Previous studies have shown that the effect of postoperative analgesia is correlated with the occurrence of PPCs [31]. Moderate to severe postoperative pain may lead to respiratory restrictions for patients. The pain may make patients unwilling to take deep breaths or cough, which may result in the retention of pulmonary secretions, increasing the risk of atelectasis and pulmonary infection. However, there was no statistically significant difference in postoperative analgesia and VAS scores between the PPCs group and the None-PPCs group in the univariate analysis of this study. One of the possible reasons is that the surgeons have administered additional analgesic drugs to relieve their pain for most patients with moderate to severe pain. Patients who experienced moderate to severe pain on the first day after surgery mostly received good pain management subsequently.

In this study, we collected preoperative pulmonary comorbidities including chronic bronchitis, COPD and asthma. The results of regression analysis showed that COPD is one of the independent risk factors for PPCs. This is consistent with previous studies [32, 33]. Elderly patients over 70 years old who undergo thoracic surgery often have multiple comorbidities. The results demonstrate that pulmonary comorbidities have the closest relationship with PPCs compared to other system comorbidities. This is primarily because patients with pulmonary comorbidities may have poorer baseline pulmonary function. Additionally, surgical trauma, anesthesia and mechanical ventilation can all exacerbate ventilatory and gas exchange dysfunction, as well as affect airway mucosal secretions and expectoration [13]. COPD is a prevalent respiratory disorder that is typically marked by persistent airflow limitation, with main symptoms including chronic cough, sputum production and dyspnea. Due to the impaired pulmonary function in patients with COPD, they face the higher risk of PPCs following surgical procedures [34]. Therefore, there is a close relationship between COPD and PPCs. For patients with COPD, preoperative evaluation and postoperative management are crucial.

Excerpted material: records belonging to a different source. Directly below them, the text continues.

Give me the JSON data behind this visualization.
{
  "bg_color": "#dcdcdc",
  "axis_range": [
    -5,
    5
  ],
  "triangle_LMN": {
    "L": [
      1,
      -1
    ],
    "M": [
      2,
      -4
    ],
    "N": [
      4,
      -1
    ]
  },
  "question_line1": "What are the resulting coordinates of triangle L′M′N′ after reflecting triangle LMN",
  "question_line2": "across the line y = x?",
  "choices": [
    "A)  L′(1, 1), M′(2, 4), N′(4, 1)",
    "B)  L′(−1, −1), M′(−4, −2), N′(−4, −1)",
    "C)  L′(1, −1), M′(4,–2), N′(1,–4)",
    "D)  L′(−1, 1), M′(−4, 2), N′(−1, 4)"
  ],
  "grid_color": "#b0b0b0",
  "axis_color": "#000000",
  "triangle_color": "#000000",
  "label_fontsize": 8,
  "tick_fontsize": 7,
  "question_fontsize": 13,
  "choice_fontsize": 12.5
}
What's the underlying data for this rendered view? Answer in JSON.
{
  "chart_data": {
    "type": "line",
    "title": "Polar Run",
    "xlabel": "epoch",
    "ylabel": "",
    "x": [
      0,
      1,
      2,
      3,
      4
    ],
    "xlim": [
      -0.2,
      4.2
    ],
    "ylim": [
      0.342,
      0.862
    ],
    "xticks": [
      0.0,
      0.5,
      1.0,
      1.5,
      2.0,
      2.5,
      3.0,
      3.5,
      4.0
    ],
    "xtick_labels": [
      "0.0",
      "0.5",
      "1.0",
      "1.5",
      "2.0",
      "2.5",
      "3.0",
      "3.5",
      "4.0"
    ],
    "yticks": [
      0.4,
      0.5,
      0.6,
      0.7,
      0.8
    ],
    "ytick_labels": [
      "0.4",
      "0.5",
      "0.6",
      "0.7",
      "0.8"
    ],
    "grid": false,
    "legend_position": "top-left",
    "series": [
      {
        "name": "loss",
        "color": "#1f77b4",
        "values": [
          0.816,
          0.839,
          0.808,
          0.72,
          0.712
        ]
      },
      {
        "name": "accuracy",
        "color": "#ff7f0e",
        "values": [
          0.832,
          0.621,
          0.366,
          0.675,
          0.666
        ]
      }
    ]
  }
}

There are certain limitations of this study. Firstly, this study is a retrospective study conducted in a single center with a relatively small sample size (322 cases), some uncertainty may exist. Secondly, the time and severity of PPCs were not further stratified. The observation indicators of this study were PPCs within 7 days, while short-term pulmonary complications after discharge were not included. This may affect the statistical analysis of the incidence and risk factors of PPCs. The time and severity of pulmonary complications are important for patient prognosis. We can further collect the detailed time and severity of PPCs for deeper analysis in the future. Thirdly, in terms of case data collection, due to the hospital’s electronic case system constraints, some important clinical examination indicators were not fully collected, so they were not discussed in this study. Further conclusions require multi-center, prospective clinical studies for verification.

Conclusions

In summary, PPCs in elderly patients (≥ 70 years old) who undergo VATS lobectomy are affected by multiple factors. The present study has identified ASA ≥ III, duration of OLV, smoking and COPD as potential independent risk factors for PPCs. The analysis of risk factors for PPCs in high-risk individuals provides valuable and reliable indicators for assessing the risk of these complications. This information can assist in identifying high-risk patients in clinical practice and taking targeted preparations and interventions before surgery to proactively prevent PPCs. It is particularly important to perform rigorous and cautious preoperative assessments, personalized perioperative management and multidisciplinary comprehensive treatment for these high-risk patients.